日本産婦人科医会を代表して常務理事の鈴木光明(当会議実行委員)より、細胞診とHPV検査の併用検診は世界でもエビデンスが確立できていること、検診に関わる関係各所・自治体に対しての周知と近い将来の公費助成の検討を要望した。
当会議実行委員長 今野 良からは、公衆衛生的に効率の高い併用検診の実施と、子宮頸がん検診のエンドポイントは死亡率ではなく「がんにならないこと」であり、この重要性を広く伝えてほしいことを要望した。
日本対がん協会からは、併用検診の新しいエビデンスによる見直しを要望した。
その後の懇談では、併用検診は見落としがなく医療経済的にもメリットがあること、子宮頸がん検診はこれまでと違うエンドポイントを持ち新しいところに踏み出した検診として考えてほしいことなどを伝え、小宮山大臣からは、「5月28日から始まる『がん検診検討会』でもなるべく早く取り組みが進むように努力する」「予防接種の遅れに関しても何とか前に進めるようにやっていきたい」との回答をいただいた。

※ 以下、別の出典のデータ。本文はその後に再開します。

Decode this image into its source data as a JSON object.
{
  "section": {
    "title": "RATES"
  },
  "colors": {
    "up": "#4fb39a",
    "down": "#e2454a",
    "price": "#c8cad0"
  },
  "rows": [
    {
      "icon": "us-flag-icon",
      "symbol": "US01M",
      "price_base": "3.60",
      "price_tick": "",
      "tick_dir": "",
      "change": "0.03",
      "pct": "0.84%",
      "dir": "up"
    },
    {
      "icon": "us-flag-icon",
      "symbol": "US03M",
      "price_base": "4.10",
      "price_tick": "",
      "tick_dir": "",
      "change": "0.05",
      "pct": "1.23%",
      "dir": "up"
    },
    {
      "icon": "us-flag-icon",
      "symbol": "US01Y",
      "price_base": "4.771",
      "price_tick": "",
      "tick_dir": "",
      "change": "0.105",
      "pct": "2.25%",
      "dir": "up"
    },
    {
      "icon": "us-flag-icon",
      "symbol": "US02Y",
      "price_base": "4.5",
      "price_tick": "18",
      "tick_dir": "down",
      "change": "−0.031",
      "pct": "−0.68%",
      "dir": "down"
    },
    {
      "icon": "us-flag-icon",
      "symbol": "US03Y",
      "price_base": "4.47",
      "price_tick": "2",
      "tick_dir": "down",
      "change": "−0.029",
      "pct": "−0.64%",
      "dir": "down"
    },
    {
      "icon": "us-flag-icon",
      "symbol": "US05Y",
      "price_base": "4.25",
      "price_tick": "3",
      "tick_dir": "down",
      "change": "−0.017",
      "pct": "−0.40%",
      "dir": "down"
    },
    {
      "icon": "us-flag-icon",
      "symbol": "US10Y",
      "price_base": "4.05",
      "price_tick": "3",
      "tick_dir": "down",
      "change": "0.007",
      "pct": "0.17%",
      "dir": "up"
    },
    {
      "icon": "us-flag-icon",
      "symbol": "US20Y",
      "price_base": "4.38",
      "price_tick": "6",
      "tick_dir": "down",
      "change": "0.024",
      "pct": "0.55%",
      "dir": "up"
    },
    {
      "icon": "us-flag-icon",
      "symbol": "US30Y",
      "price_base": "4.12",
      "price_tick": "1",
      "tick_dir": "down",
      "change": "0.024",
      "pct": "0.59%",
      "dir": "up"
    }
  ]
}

この面談を受けて、近く担当部局との話し合いを持つこととなった。
「財政的にも予防を進めることは大事な柱であり、医療イノベーションを進めていきたい」という大臣のビジョンにも合致する、精度の高い検診とHPVワクチン接種の推進に、なおいっそうの力を入れていきたい。
厚生労働省健康局がん対策・健康増進課 木村博承課長宛に、当会議議長の野田起一郎、公益社団法人日本産婦人科医会常務理事 鈴木光明(当会議実行委員)が、それぞれの団体を代表し、子宮頸がん検診についての要望書を提出した。検診のエンドポイントを死亡率としないこと、ガイドラインの改訂、併用検診への公費助成、検診の重要性についての啓発など、要望事項について説明を行った。
当会議実行委員長 今野 良から、検診台帳作成(レジストリー)により、全検診対象者に対する受診確認・再勧奨の実現、及びコミュニケーション(広報、コール・リコール)までを、国の仕事としてやってほしいこと、検診受診率の低い日本では、精度の高いHPV検査との併用検診が必要であることを要望した。
鈴木光明からは、産婦人科医会のリコメンデーションにある併用検診の実現、ベセスダシステムへの統一の必要性について説明を行った。
その他、子宮頸がんと子宮体がんは異なるがんであり、区別して表記して欲しいことや、「がん予防重点健康教育及びがん検診実施のための指針について(平成20年3月31日)」の文中にある「活発な性活動」や「性感染症の病原体の一種」などの不適切な表記については、今後改めてほしいことを要望した。
最後に野田起一郎より、がん予防対策を検討する委員の中に婦人科腫瘍の専門家を入れてほしいことを要望した。
木村博承課長からは、「上記指針については、平成20年に書かれたものであるが、今後気を付けていく」、また「委員の中に婦人科腫瘍の専門家を入れることを検討していく」など、有意義な勉強の機会となったとの前向きな返答をいただいた。